Ce devait être un homme d’une endurance peu commune. Kirk l’observa par le
judas, étendu sur le parquet, les bras sous la tête, les yeux fermés. « Celui-là
ne dira rien. » Mais on avait trouvé cousu dans le col de la vareuse de
Danil un chiffon de papier couvert de chiffres. Bobrov le reçut des mains de
Zvéréva. Bobrov était un petit homme d’une soixantaine d’années, propret, méticuleux,
vêtu exactement comme s’il eût continué à se rendre tous les matins à son
bureau du ministère de l’intérieur. Il vivait entre une matrone luthérienne et
deux fillettes laides élevées par une gouvernante allemande. La chute d’un
empire et de deux régimes n’avait changé à ses habitudes que le trajet matinal
qu’il faisait l’hiver dans la même pelisse, l’été dans le même pardessus léger,
noir, à revers de soie et coiffé d’un chapeau melon perle, bien brossé, le seul
peut-être que l’on pût voir encore dans cette ville. Apathique et spirituel, il
lui arrivait en chemin de sourire à lui-même ; ses favoris blancs tombant
des deux côtés d’une cravate en soie vieux chine où brillaient, en or, deux
minuscules badines d’écuyer, lui faisaient à ce moment la tête d’un vieux
marcheur d’opérette. Il conservait depuis longtemps cette élégance « parisienne »

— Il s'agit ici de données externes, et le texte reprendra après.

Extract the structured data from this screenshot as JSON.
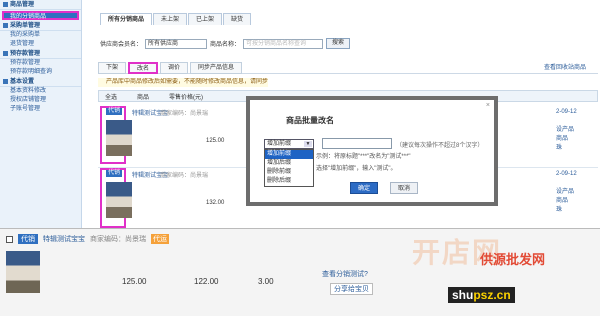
{
  "sidebar": {
    "sections": [
      {
        "title": "商品管理",
        "items": [
          {
            "label": "我的分销商品",
            "active": true
          }
        ]
      },
      {
        "title": "采购单管理",
        "items": [
          {
            "label": "我的采购单",
            "active": false
          },
          {
            "label": "退货管理",
            "active": false
          }
        ]
      },
      {
        "title": "预存款管理",
        "items": [
          {
            "label": "预存款管理",
            "active": false
          },
          {
            "label": "预存款明细查询",
            "active": false
          }
        ]
      },
      {
        "title": "基本设置",
        "items": [
          {
            "label": "基本资料修改",
            "active": false
          },
          {
            "label": "授权店铺管理",
            "active": false
          },
          {
            "label": "子账号管理",
            "active": false
          }
        ]
      }
    ]
  },
  "tabs": [
    "所有分销商品",
    "未上架",
    "已上架",
    "缺货"
  ],
  "filter": {
    "supplier_label": "供应商会员名：",
    "supplier_value": "所有供应商",
    "name_label": "商品名称：",
    "name_placeholder": "可按分销商品名称查询",
    "search": "搜索"
  },
  "actions": [
    "下架",
    "改名",
    "调价",
    "同步产品信息"
  ],
  "recycle": "查看回收站商品",
  "notice": "产品库中商品修改后如需要，不能随时修改商品信息，请同步产品信息",
  "table": {
    "headers": [
      "全选",
      "商品",
      "零售价格(元)"
    ]
  },
  "rows": [
    {
      "tag": "代销",
      "name": "特辑测试宝宝",
      "dim": "商家编码：尚景瑞",
      "price": "125.00",
      "side": [
        "2-09-12",
        "设产品",
        "商品",
        "珠"
      ]
    },
    {
      "tag": "代销",
      "name": "特辑测试宝宝",
      "dim": "商家编码：尚景瑞",
      "price": "132.00",
      "side": [
        "2-09-12",
        "设产品",
        "商品",
        "珠"
      ]
    }
  ],
  "dialog": {
    "title": "商品批量改名",
    "close": "×",
    "select_value": "增加前缀",
    "options": [
      "增加前缀",
      "增加后缀",
      "删除前缀",
      "删除后缀"
    ],
    "hint": "（建议每次操作不超过8个汉字）",
    "example1": "示例：将原标题\"***\"改名为\"测试***\"",
    "example2": "选择\"增加前缀\"，输入\"测试\"。",
    "ok": "确定",
    "cancel": "取消"
  },
  "bottom": {
    "tag": "代销",
    "name": "特辑测试宝宝",
    "dim": "商家编码：尚景瑞",
    "badge": "代运",
    "values": [
      "125.00",
      "122.00",
      "3.00"
    ],
    "link": "查看分销测试?",
    "share": "分享给宝贝"
  },
  "watermark": {
    "cn": "开店网",
    "logo": "供源批发网",
    "url_main": "shu",
    "url_accent": "psz.cn"
  }
}
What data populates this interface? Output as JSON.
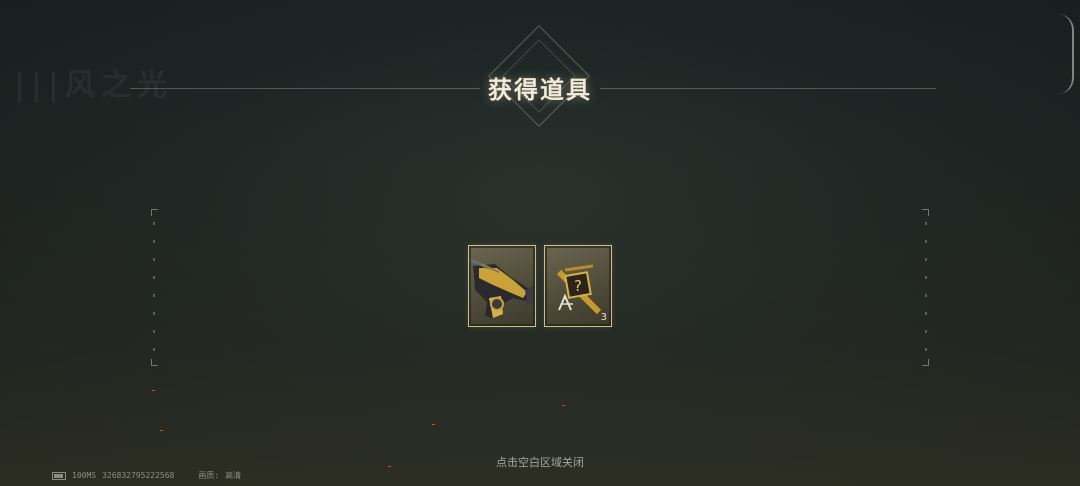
{
  "dialog": {
    "title": "获得道具",
    "close_hint": "点击空白区域关闭"
  },
  "items": [
    {
      "name": "golden-rifle",
      "count": ""
    },
    {
      "name": "mystery-weapon-box",
      "count": "3"
    }
  ],
  "status_bar": {
    "latency": "100MS",
    "player_id": "326832795222568",
    "quality_label": "画质:",
    "quality_value": "高清"
  },
  "colors": {
    "accent_gold": "#cbbf8a",
    "title_text": "#f2ead8"
  }
}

apprise à Vienne aux environs des bonnes maisons de rendez-vous. Pour se
distraire un peu, en spectateur suprêmement désintéressé, il lisait en route
les premières lignes des affiches : Mobilisation des travailleurs. Enregistrement
obligatoire des non-travailleurs appelés à l’exécution de travaux d’utilité publique.
Paix aux croyants ! Quand un pauvre hère au képi d’ingénieur l’accompagnait
un moment dans la rue en murmurant : « Fonctionnaire ruiné, vingt-quatre
ans de service irréprochable, deux fils tués au front, quatre mois de prison, n’ai
plus une pierre où reposer ma tête, comme le Fils de l’Homme ! »

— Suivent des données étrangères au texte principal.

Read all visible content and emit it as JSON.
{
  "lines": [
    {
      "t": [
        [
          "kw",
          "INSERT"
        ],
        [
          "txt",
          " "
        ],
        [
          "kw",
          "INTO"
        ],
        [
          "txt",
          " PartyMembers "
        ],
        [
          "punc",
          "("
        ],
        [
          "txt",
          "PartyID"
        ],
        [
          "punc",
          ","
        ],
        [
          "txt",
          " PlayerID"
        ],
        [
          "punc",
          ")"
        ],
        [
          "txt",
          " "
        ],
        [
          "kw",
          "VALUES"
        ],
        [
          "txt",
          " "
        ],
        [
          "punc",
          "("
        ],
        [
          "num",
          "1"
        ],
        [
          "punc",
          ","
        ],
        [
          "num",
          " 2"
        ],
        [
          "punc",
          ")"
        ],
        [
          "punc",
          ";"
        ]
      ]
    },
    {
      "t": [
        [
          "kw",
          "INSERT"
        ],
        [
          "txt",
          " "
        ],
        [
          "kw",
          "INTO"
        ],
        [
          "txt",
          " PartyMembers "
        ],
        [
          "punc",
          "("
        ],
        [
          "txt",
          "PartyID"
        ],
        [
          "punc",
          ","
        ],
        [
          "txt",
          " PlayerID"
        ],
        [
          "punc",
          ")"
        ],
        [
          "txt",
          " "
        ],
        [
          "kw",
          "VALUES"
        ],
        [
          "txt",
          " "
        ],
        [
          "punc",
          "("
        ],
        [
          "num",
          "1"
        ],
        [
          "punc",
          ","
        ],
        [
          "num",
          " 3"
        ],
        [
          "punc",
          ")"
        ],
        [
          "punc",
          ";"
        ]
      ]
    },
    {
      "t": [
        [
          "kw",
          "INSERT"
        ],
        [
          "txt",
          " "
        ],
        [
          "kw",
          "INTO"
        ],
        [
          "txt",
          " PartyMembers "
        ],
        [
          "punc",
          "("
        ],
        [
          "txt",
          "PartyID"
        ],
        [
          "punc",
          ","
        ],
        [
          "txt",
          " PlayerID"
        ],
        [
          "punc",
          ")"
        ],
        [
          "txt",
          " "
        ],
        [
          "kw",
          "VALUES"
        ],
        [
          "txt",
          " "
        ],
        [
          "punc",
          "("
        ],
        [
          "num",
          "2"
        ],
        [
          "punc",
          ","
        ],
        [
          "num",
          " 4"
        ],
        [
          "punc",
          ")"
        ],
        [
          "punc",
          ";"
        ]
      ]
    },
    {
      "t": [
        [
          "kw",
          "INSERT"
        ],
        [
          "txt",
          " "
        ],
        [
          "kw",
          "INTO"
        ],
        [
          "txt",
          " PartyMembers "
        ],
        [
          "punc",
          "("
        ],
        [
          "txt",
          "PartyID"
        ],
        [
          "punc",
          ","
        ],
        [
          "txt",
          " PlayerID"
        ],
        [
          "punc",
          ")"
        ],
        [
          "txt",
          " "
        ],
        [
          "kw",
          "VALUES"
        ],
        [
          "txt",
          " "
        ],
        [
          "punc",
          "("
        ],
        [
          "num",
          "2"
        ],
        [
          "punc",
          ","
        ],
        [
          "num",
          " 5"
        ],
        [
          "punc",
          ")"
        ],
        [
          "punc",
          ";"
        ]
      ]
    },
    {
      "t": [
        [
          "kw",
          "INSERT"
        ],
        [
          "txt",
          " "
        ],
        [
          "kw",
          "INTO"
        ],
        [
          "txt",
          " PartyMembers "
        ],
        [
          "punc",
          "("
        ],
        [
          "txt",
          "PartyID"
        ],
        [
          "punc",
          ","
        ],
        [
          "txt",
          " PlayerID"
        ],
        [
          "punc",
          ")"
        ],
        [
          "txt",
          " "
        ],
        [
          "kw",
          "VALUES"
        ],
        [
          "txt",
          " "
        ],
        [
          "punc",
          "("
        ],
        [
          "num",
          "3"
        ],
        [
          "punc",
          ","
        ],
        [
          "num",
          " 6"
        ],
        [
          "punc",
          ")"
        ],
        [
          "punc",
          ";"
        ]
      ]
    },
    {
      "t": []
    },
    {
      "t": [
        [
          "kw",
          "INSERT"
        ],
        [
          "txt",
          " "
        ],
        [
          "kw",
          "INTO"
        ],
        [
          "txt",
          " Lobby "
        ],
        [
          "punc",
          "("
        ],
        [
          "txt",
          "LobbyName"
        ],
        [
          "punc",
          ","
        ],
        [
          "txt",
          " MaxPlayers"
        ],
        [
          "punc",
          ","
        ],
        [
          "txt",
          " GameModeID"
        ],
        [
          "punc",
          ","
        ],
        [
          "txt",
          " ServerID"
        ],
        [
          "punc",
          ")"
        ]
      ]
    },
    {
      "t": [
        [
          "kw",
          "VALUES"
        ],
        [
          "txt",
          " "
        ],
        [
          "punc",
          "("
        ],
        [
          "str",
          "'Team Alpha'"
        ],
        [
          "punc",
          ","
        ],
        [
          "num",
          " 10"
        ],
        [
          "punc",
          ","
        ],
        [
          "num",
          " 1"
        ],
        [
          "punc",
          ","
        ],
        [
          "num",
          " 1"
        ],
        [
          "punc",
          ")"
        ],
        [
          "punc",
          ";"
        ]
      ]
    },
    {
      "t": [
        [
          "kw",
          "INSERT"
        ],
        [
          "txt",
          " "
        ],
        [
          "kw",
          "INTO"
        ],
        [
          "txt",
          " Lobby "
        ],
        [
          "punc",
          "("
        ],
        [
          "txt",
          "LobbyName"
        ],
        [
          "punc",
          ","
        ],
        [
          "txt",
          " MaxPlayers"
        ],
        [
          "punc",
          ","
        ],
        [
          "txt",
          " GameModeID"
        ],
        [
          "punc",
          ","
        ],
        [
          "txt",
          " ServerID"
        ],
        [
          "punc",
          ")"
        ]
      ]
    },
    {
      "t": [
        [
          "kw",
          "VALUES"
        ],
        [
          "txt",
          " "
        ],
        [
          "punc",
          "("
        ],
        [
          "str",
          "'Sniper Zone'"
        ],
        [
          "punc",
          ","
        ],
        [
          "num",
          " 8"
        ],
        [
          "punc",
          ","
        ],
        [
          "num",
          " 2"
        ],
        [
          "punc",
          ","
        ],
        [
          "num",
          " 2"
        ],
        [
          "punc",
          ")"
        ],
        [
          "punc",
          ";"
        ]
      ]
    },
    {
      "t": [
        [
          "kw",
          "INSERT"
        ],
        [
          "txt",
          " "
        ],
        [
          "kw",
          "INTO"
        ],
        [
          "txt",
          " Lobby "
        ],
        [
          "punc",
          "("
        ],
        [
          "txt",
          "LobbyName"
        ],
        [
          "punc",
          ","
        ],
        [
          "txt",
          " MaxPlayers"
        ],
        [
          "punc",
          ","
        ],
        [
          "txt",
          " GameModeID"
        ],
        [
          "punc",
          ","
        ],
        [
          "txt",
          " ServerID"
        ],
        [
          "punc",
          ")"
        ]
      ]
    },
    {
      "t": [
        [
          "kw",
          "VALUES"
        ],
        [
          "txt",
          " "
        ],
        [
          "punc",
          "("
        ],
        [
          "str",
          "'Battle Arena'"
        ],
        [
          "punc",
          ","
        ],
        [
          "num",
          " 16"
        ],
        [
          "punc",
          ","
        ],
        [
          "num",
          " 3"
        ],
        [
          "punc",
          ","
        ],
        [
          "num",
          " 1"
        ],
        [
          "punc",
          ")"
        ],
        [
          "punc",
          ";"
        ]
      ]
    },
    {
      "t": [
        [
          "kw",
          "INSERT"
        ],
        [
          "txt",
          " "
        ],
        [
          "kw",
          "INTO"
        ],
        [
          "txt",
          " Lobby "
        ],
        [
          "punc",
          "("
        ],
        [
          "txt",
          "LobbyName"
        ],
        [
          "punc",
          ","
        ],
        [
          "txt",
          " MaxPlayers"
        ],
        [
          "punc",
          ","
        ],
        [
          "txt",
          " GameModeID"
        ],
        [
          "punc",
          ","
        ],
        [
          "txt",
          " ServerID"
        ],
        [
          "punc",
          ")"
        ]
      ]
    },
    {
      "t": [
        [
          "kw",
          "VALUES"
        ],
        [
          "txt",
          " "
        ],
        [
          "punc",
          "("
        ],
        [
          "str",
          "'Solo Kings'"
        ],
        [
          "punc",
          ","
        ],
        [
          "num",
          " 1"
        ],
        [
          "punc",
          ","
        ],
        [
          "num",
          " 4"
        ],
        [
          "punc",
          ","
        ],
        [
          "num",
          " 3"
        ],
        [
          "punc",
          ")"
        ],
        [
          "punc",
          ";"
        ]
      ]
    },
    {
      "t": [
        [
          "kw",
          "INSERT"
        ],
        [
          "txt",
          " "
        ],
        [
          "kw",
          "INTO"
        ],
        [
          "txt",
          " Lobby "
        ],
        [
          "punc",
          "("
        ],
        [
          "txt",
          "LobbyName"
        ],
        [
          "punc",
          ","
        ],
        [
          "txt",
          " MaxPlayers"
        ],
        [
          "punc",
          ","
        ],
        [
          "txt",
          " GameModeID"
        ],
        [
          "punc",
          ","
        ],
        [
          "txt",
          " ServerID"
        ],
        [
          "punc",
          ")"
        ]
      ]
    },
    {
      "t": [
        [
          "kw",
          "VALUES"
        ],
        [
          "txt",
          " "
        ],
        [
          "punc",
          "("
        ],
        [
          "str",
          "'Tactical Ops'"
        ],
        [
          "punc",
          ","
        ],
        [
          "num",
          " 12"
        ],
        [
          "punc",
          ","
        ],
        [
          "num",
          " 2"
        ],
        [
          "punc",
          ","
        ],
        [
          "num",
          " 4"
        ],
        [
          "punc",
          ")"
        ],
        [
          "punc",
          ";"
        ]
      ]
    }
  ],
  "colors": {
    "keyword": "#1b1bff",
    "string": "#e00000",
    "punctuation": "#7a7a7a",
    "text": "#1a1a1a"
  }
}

Bobrov s’arrêtait, ouvrait lentement son portefeuille et en tirait des liasses
de roubles, la valeur d’une demi-livre de pain, ce qu’il estimait être une
aumône chrétienne. Il ne donnait qu’aux mendiants très propres qu’on pouvait
croire de l’ancienne bourgeoisie. Sous la dictature du prolétariat comme sous l’ancien
régime, des consignes occultes lui évitaient tout ennui. L’installation
intérieure de son cabinet dans un immeuble voisin de la commission demeurait à
peu près invariable depuis un quart de siècle : lui-même avait veillé à ce
que l’on n’y changeât rien en le déménageant des locaux de la Police politique.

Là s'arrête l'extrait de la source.